Kallmayer Aylin, Võ Melissa L-H
Goethe University Frankfurt, Department of Psychology, Frankfurt am Main, Germany.
Commun Psychol. 2024 Jul 26;2(1):68. doi: 10.1038/s44271-024-00119-z.
Our visual surroundings are highly complex. Despite this, we understand and navigate them effortlessly. This requires transforming incoming sensory information into representations that not only span low- to high-level visual features (e.g., edges, object parts, objects), but likely also reflect co-occurrence statistics of objects in real-world scenes. Here, so-called anchor objects are defined as being highly predictive of the location and identity of frequently co-occuring (usually smaller) objects, derived from object clustering statistics in real-world scenes, while so-called diagnostic objects are predictive of the larger semantic context (i.e., scene category). Across two studies (N = 50, N = 44), we investigate which of these properties underlie scene understanding across two dimensions - realism and categorisation - using scenes generated from Generative Adversarial Networks (GANs) which naturally vary along these dimensions. We show that anchor objects and mainly high-level features extracted from a range of pre-trained deep neural networks (DNNs) drove realism both at first glance and after initial processing. Categorisation performance was mainly determined by diagnostic objects, regardless of realism, at first glance and after initial processing. Our results are testament to the visual system's ability to pick up on reliable, category specific sources of information that are flexible towards disturbances across the visual feature-hierarchy.

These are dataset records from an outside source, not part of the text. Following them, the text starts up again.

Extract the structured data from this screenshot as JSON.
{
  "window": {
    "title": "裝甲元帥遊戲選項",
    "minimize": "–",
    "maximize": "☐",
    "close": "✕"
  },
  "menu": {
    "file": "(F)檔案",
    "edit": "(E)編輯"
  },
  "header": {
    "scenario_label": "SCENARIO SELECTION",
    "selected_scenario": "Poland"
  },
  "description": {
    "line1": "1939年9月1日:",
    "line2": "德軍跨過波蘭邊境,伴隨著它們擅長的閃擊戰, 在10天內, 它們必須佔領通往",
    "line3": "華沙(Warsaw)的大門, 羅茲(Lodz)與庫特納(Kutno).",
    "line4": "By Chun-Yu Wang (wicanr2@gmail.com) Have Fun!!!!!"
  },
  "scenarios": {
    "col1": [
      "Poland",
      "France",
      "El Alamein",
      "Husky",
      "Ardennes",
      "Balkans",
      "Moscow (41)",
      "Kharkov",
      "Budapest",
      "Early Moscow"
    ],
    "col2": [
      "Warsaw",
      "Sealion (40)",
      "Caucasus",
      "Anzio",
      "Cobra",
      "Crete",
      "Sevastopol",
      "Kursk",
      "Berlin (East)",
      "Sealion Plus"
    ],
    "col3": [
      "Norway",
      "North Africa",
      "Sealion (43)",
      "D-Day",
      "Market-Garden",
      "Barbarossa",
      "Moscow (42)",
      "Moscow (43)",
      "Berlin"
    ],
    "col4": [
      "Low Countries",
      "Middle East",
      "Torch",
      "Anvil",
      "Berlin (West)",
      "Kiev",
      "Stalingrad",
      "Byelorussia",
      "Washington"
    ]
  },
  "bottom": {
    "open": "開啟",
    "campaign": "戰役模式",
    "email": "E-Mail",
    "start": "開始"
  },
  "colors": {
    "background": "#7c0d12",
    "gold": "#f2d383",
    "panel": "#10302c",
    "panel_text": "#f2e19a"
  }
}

我们的视觉环境高度复杂。尽管如此,我们仍能毫不费力地理解并在其中导航。这需要将传入的感官信息转化为不仅涵盖低层次到高层次视觉特征(如边缘、物体部件、物体),而且可能还反映现实世界场景中物体共现统计信息的表征。在此,所谓的锚定物体被定义为能够高度预测经常共同出现(通常较小)物体的位置和身份,它源自现实世界场景中的物体聚类统计信息,而所谓的诊断物体则能预测更大的语义背景(即场景类别)。在两项研究(N = 50,N = 44)中,我们使用由生成对抗网络(GANs)生成的、自然沿这些维度变化的场景,从现实主义和分类这两个维度研究这些属性中哪些是场景理解的基础。我们表明,锚定物体以及从一系列预训练深度神经网络(DNN)中提取的主要高层次特征,在第一眼观察时以及初始处理后都推动了现实主义。分类性能在第一眼观察时以及初始处理后主要由诊断物体决定,而与现实主义无关。我们的结果证明了视觉系统能够捕捉可靠的、特定类别的信息来源,这些信息来源对视觉特征层次结构中的干扰具有灵活性。